Mais de son grand âge, elle ne se plaint pas :

«Contrairement à la légende, la vieillesse est le plus bel âge de la vie. Dommage qu’elle se termine mal. […] Dans ma tête, j’ai toujours vingt ans. Mais quand je me vois dans un miroir, je suis horrifié. Même si l’âge est venu et m’a couverte de rides et de verrues, je reste, à près de cent ans, une insulte vivante à la médecine. […] En dehors des articulations, des vertèbres et des genoux, j’ai tout qui va. Le moral, les hanches, les bras, les intestins, même les dents et les cheveux qui se font cependant rares. Tout, y compris cette chose qui frémit encore un peu entre les cuisses et qui m’a donné jadis de si grands plaisirs.»

Toute sa vie, Lucile a vécu libre. Son métier de dentiste lui a ouvert toutes les portes. Et surtout celle des puissants qu’elle n’a pas hésité à tuer quand cela lui paraissait nécessaire. Il faut lire le passage où elle raconte comment elle a tué celui qui est responsable de la mort de ses parents.

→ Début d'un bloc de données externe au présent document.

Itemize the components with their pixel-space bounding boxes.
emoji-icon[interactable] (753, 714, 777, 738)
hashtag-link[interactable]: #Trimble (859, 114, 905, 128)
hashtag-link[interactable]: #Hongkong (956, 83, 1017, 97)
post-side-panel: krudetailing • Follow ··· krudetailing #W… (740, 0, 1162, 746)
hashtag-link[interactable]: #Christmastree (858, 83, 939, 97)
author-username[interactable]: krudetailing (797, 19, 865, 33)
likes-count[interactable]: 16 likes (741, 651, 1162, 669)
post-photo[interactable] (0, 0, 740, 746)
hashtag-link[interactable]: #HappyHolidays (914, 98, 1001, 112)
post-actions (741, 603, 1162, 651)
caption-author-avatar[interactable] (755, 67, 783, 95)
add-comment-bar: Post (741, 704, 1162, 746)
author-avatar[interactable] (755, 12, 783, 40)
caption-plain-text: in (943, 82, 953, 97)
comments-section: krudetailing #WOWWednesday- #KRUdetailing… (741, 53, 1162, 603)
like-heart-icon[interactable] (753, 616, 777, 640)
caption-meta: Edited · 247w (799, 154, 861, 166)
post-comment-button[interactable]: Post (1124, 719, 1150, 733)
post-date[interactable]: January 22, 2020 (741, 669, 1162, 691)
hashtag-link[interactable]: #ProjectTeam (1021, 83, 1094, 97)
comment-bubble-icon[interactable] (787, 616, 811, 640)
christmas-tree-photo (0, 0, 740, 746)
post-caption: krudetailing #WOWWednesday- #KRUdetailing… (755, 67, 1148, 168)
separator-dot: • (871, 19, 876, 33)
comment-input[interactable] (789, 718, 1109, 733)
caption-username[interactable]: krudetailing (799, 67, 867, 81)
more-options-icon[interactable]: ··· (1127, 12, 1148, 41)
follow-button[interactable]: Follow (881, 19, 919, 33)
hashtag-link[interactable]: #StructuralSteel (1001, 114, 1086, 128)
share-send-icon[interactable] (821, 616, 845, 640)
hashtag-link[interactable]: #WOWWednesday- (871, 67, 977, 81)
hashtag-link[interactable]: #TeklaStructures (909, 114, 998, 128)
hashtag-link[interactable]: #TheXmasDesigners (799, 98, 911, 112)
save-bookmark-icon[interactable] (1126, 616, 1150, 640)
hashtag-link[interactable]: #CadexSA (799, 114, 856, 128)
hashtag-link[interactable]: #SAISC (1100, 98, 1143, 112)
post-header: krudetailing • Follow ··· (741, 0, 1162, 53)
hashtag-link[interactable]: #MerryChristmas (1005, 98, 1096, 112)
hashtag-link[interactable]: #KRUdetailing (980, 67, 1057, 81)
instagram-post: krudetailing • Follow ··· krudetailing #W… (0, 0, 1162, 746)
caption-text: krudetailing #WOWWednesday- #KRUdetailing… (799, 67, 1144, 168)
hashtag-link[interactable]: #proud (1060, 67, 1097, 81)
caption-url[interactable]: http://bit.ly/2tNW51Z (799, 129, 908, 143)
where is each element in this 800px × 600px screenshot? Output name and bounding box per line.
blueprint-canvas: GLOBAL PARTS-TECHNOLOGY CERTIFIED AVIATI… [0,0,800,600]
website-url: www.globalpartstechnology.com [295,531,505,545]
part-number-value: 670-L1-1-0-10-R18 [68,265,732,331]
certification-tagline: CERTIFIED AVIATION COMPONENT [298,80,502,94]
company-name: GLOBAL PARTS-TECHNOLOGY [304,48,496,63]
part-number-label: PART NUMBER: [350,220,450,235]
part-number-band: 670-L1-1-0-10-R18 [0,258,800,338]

On lit «L’arracheuse de dents» avec plaisir. Sans s’arrêter. On est transporté dans la France de la Revolution. Puis la Terreur. Et enfin, Napoléon.

Avec Lucile, on vit également avec stupéfaction l’extermination des Indiens aux États-Unis, cette grande nation bâtie sur le massacre des Indiens et l’exploitations des Noirs.

«L’arracheuse de dents» est un beau roman. Je vous le recommande.